In what’s either a sign of cunning or desperation, Theresa May revealed she will lead Brexit negotiations herself. The pound gained on the headline but the CAD and CHF remain the leaders in early US trade. So what to make of May pushing aside newly-installed Brexit negotiator Raab? He’s been relegated to preparing for a no-deal Brexit.
This is probably more about the internal squeeze than an external one. May has been in a constant battle with Brexit deputies while soft-and-hard Brexiteers push their agendas. David Davis seemingly used his platform to launch himself into the leadership conversation. For her, this cuts out the middle man, enabling her to negotiate the deal, which could define her.

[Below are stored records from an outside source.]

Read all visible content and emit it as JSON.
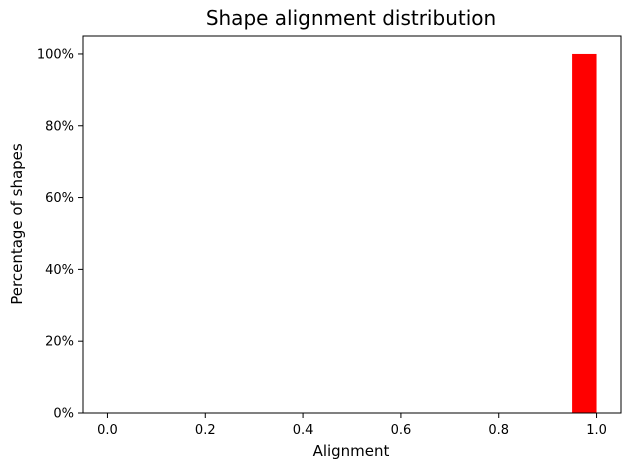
{
  "chart_data": {
    "type": "bar",
    "title": "Shape alignment distribution",
    "xlabel": "Alignment",
    "ylabel": "Percentage of shapes",
    "xlim": [
      -0.05,
      1.05
    ],
    "ylim": [
      0,
      105
    ],
    "x_ticks": [
      0.0,
      0.2,
      0.4,
      0.6,
      0.8,
      1.0
    ],
    "x_tick_labels": [
      "0.0",
      "0.2",
      "0.4",
      "0.6",
      "0.8",
      "1.0"
    ],
    "y_ticks": [
      0,
      20,
      40,
      60,
      80,
      100
    ],
    "y_tick_labels": [
      "0%",
      "20%",
      "40%",
      "60%",
      "80%",
      "100%"
    ],
    "bins": [
      {
        "start": 0.95,
        "end": 1.0,
        "value": 100
      }
    ],
    "bar_color": "#ff0000",
    "grid": false,
    "legend": "none"
  }
}
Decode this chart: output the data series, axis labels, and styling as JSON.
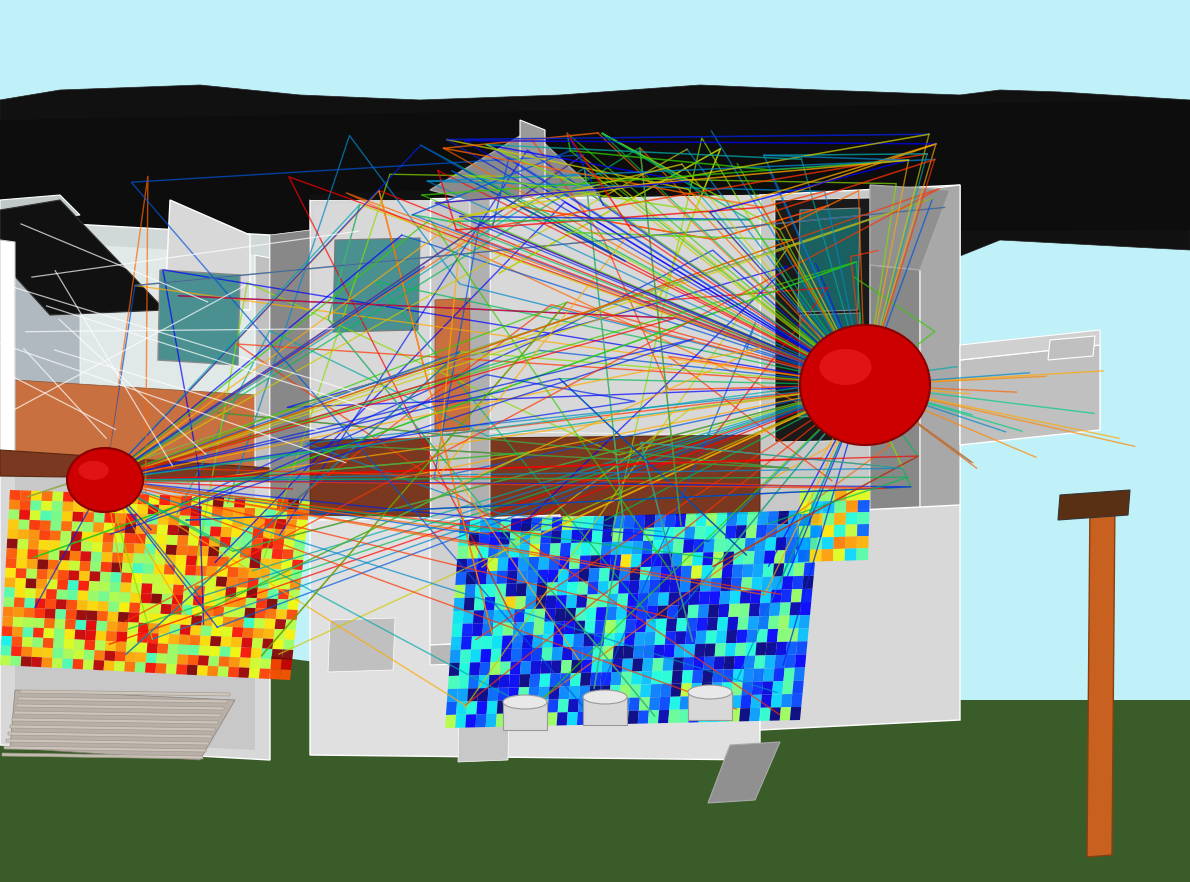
{
  "bg_color": "#c8f0f0",
  "ground_color": "#3a5c28",
  "sky_color": "#c0f0f8",
  "wall_light": "#d8d8d8",
  "wall_mid": "#b8b8b8",
  "wall_dark": "#909090",
  "roof_color": "#111111",
  "brown_floor": "#7a3820",
  "interior_orange": "#c87040",
  "window_teal": "#4a9090",
  "sphere_color": "#cc0000",
  "sphere_hi": "#ff3333",
  "prop_colors": [
    "#0000ff",
    "#0020ee",
    "#0055dd",
    "#0088cc",
    "#00aaaa",
    "#00bb55",
    "#33cc00",
    "#88dd00",
    "#cccc00",
    "#ffaa00",
    "#ff6600",
    "#ff3300",
    "#ff0000"
  ],
  "seed": 7
}
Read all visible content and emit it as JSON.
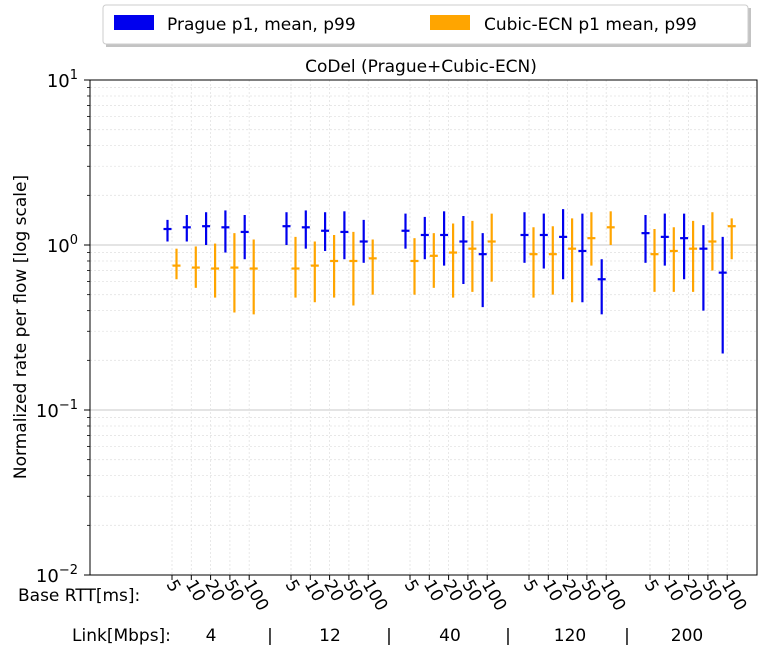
{
  "legend": {
    "items": [
      {
        "label": "Prague p1, mean, p99",
        "color": "#0000ee"
      },
      {
        "label": "Cubic-ECN p1 mean, p99",
        "color": "#ffa500"
      }
    ]
  },
  "chart_data": {
    "type": "errorbar",
    "title": "CoDel (Prague+Cubic-ECN)",
    "ylabel": "Normalized rate per flow [log scale]",
    "yscale": "log",
    "ylim": [
      0.01,
      10
    ],
    "yticks": [
      {
        "value": 0.01,
        "base": "10",
        "exp": "−2"
      },
      {
        "value": 0.1,
        "base": "10",
        "exp": "−1"
      },
      {
        "value": 1,
        "base": "10",
        "exp": "0"
      },
      {
        "value": 10,
        "base": "10",
        "exp": "1"
      }
    ],
    "grid": true,
    "legend_position": "top, outside plot",
    "x_row_label_rtt": "Base RTT[ms]:",
    "x_row_label_link": "Link[Mbps]:",
    "rtt_labels": [
      "5",
      "10",
      "20",
      "50",
      "100"
    ],
    "link_groups": [
      "4",
      "12",
      "40",
      "120",
      "200"
    ],
    "link_separator": "|",
    "series": [
      {
        "name": "Prague p1, mean, p99",
        "color": "#0000ee",
        "groups": [
          {
            "link": "4",
            "points": [
              {
                "rtt": "5",
                "p1": 1.05,
                "mean": 1.25,
                "p99": 1.42
              },
              {
                "rtt": "10",
                "p1": 1.05,
                "mean": 1.28,
                "p99": 1.52
              },
              {
                "rtt": "20",
                "p1": 1.0,
                "mean": 1.3,
                "p99": 1.58
              },
              {
                "rtt": "50",
                "p1": 0.9,
                "mean": 1.28,
                "p99": 1.62
              },
              {
                "rtt": "100",
                "p1": 0.82,
                "mean": 1.2,
                "p99": 1.52
              }
            ]
          },
          {
            "link": "12",
            "points": [
              {
                "rtt": "5",
                "p1": 1.0,
                "mean": 1.3,
                "p99": 1.58
              },
              {
                "rtt": "10",
                "p1": 0.95,
                "mean": 1.28,
                "p99": 1.62
              },
              {
                "rtt": "20",
                "p1": 0.92,
                "mean": 1.22,
                "p99": 1.58
              },
              {
                "rtt": "50",
                "p1": 0.82,
                "mean": 1.2,
                "p99": 1.6
              },
              {
                "rtt": "100",
                "p1": 0.78,
                "mean": 1.05,
                "p99": 1.42
              }
            ]
          },
          {
            "link": "40",
            "points": [
              {
                "rtt": "5",
                "p1": 0.95,
                "mean": 1.22,
                "p99": 1.55
              },
              {
                "rtt": "10",
                "p1": 0.82,
                "mean": 1.15,
                "p99": 1.48
              },
              {
                "rtt": "20",
                "p1": 0.75,
                "mean": 1.15,
                "p99": 1.6
              },
              {
                "rtt": "50",
                "p1": 0.58,
                "mean": 1.05,
                "p99": 1.5
              },
              {
                "rtt": "100",
                "p1": 0.42,
                "mean": 0.88,
                "p99": 1.18
              }
            ]
          },
          {
            "link": "120",
            "points": [
              {
                "rtt": "5",
                "p1": 0.78,
                "mean": 1.15,
                "p99": 1.58
              },
              {
                "rtt": "10",
                "p1": 0.72,
                "mean": 1.15,
                "p99": 1.55
              },
              {
                "rtt": "20",
                "p1": 0.62,
                "mean": 1.12,
                "p99": 1.65
              },
              {
                "rtt": "50",
                "p1": 0.45,
                "mean": 0.92,
                "p99": 1.55
              },
              {
                "rtt": "100",
                "p1": 0.38,
                "mean": 0.62,
                "p99": 0.82
              }
            ]
          },
          {
            "link": "200",
            "points": [
              {
                "rtt": "5",
                "p1": 0.78,
                "mean": 1.18,
                "p99": 1.52
              },
              {
                "rtt": "10",
                "p1": 0.75,
                "mean": 1.12,
                "p99": 1.55
              },
              {
                "rtt": "20",
                "p1": 0.62,
                "mean": 1.1,
                "p99": 1.55
              },
              {
                "rtt": "50",
                "p1": 0.4,
                "mean": 0.95,
                "p99": 1.32
              },
              {
                "rtt": "100",
                "p1": 0.22,
                "mean": 0.68,
                "p99": 1.12
              }
            ]
          }
        ]
      },
      {
        "name": "Cubic-ECN p1 mean, p99",
        "color": "#ffa500",
        "groups": [
          {
            "link": "4",
            "points": [
              {
                "rtt": "5",
                "p1": 0.62,
                "mean": 0.75,
                "p99": 0.95
              },
              {
                "rtt": "10",
                "p1": 0.55,
                "mean": 0.73,
                "p99": 0.98
              },
              {
                "rtt": "20",
                "p1": 0.48,
                "mean": 0.72,
                "p99": 1.02
              },
              {
                "rtt": "50",
                "p1": 0.39,
                "mean": 0.73,
                "p99": 1.18
              },
              {
                "rtt": "100",
                "p1": 0.38,
                "mean": 0.72,
                "p99": 1.08
              }
            ]
          },
          {
            "link": "12",
            "points": [
              {
                "rtt": "5",
                "p1": 0.48,
                "mean": 0.72,
                "p99": 1.12
              },
              {
                "rtt": "10",
                "p1": 0.45,
                "mean": 0.75,
                "p99": 1.05
              },
              {
                "rtt": "20",
                "p1": 0.48,
                "mean": 0.8,
                "p99": 1.15
              },
              {
                "rtt": "50",
                "p1": 0.43,
                "mean": 0.8,
                "p99": 1.2
              },
              {
                "rtt": "100",
                "p1": 0.5,
                "mean": 0.83,
                "p99": 1.08
              }
            ]
          },
          {
            "link": "40",
            "points": [
              {
                "rtt": "5",
                "p1": 0.5,
                "mean": 0.8,
                "p99": 1.1
              },
              {
                "rtt": "10",
                "p1": 0.55,
                "mean": 0.86,
                "p99": 1.18
              },
              {
                "rtt": "20",
                "p1": 0.48,
                "mean": 0.9,
                "p99": 1.35
              },
              {
                "rtt": "50",
                "p1": 0.52,
                "mean": 0.95,
                "p99": 1.4
              },
              {
                "rtt": "100",
                "p1": 0.6,
                "mean": 1.05,
                "p99": 1.55
              }
            ]
          },
          {
            "link": "120",
            "points": [
              {
                "rtt": "5",
                "p1": 0.48,
                "mean": 0.88,
                "p99": 1.28
              },
              {
                "rtt": "10",
                "p1": 0.5,
                "mean": 0.88,
                "p99": 1.3
              },
              {
                "rtt": "20",
                "p1": 0.45,
                "mean": 0.95,
                "p99": 1.45
              },
              {
                "rtt": "50",
                "p1": 0.75,
                "mean": 1.1,
                "p99": 1.58
              },
              {
                "rtt": "100",
                "p1": 1.0,
                "mean": 1.28,
                "p99": 1.6
              }
            ]
          },
          {
            "link": "200",
            "points": [
              {
                "rtt": "5",
                "p1": 0.52,
                "mean": 0.88,
                "p99": 1.25
              },
              {
                "rtt": "10",
                "p1": 0.52,
                "mean": 0.92,
                "p99": 1.28
              },
              {
                "rtt": "20",
                "p1": 0.52,
                "mean": 0.95,
                "p99": 1.4
              },
              {
                "rtt": "50",
                "p1": 0.7,
                "mean": 1.05,
                "p99": 1.58
              },
              {
                "rtt": "100",
                "p1": 0.82,
                "mean": 1.3,
                "p99": 1.45
              }
            ]
          }
        ]
      }
    ]
  }
}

By streamlining the process, May could reach a more timely agreement with the EU. Time is not on her side as she also must avoid possibilities of an internal rebellion and the risk of a confidence vote. If she stumbles, a collapse in her support isn’t necessarily a bad thing because it may lead to a softer Brexit, or even another referendum. That’s a GBP-positive.
Overnight, Aussie Q2 CPI rose from 1.9% y/y to 2.1% y/y but below expectations of 2.2% y/y. The RBA is seen sidelined for a long period, while the Aussie remains dragged across the board by the declining Chinese yuan and the impact of China’s delevraging.